Son itinéraire intellectuel et son parcours de vie atypique ne pouvaient que passionner le romancier Raphaël Confiant, qui lui-même a vécu et travaillé en Algérie à la fin des années 1970, vivant la révolution et l’internationalisme algériens de l’intérieur. Dans L’insurrection de l’âme, Frantz Fanon, vie et mort du guerrier-silex (Caraïbéditions), Raphaël Confiant revient sur la trajectoire et les écrits du psychiatre martiniquais pour imaginer une autobiographie qui aurait été écrite par Fanon lui-même.

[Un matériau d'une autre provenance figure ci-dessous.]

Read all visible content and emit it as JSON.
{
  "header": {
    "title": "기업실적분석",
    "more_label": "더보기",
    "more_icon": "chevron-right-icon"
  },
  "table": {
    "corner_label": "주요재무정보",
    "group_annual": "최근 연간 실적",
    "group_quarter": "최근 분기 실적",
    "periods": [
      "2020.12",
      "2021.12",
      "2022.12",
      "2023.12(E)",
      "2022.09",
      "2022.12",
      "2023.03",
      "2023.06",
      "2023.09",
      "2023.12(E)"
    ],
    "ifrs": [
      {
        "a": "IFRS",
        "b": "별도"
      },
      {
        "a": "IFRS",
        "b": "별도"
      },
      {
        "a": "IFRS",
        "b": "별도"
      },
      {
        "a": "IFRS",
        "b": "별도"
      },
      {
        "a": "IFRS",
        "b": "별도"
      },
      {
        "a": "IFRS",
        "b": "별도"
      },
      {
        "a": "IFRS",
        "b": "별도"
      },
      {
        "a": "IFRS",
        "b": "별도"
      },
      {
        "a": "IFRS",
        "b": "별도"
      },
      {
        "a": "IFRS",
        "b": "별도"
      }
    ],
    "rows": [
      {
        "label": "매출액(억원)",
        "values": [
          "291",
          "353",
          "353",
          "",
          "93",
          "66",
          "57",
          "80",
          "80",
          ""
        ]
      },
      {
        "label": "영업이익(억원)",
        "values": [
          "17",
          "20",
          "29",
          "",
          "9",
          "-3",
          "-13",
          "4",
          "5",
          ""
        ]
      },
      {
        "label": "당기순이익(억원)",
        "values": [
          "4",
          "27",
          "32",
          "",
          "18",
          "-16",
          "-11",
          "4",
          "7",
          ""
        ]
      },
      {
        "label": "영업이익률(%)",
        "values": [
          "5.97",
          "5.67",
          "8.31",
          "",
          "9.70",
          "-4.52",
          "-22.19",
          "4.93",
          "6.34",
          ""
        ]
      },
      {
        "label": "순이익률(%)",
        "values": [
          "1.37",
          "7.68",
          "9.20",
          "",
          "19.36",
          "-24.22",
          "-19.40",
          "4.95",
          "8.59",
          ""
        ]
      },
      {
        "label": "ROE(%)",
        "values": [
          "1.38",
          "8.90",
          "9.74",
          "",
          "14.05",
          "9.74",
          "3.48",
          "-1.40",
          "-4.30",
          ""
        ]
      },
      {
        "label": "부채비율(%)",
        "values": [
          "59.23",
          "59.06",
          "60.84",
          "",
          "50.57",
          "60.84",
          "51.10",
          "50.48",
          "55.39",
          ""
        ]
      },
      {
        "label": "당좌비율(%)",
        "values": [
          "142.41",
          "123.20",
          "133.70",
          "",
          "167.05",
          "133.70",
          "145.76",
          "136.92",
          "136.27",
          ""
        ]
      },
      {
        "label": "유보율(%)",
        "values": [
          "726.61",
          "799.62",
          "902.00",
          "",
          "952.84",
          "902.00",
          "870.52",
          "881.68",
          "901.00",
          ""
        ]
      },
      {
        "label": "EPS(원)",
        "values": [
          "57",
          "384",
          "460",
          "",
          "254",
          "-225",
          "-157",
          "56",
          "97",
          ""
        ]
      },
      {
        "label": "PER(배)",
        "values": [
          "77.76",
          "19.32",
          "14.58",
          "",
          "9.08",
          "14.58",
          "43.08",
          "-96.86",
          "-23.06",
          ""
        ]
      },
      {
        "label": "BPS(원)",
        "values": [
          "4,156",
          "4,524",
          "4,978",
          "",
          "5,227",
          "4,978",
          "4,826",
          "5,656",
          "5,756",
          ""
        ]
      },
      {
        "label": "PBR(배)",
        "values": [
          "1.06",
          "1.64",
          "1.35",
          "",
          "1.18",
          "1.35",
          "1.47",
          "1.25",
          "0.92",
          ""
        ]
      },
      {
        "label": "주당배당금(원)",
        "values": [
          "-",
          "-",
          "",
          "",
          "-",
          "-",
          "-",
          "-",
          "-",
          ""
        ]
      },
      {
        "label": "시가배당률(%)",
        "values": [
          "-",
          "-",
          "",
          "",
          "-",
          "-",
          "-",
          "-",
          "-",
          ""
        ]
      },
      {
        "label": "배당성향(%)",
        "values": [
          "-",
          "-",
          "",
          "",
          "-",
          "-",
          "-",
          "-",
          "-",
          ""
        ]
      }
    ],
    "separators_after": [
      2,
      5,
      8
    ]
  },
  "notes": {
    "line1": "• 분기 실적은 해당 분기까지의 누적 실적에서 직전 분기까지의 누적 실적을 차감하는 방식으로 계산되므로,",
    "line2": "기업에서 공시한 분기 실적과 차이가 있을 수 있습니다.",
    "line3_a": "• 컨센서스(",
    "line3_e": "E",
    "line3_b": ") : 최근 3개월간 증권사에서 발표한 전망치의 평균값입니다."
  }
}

Un pari difficile que l’écrivain a relevé brillamment, où l’on découvre la complexité et les combats intérieurs du médecin-militant tiers-mondiste, dédié corps et âme à son combat pour la libération de sa patrie d’adoption, l’Algérie, et plus généralement à celle de l’Afrique tout entière.

Commentaires

Quelques précisions

Frédéric C.

Mardi 31 mai 2022 - 20:22

 

Il était difficile de tout dire dans un article si dense. Pourtant il est deux « détails » importants sur lesquels il convient d’insister.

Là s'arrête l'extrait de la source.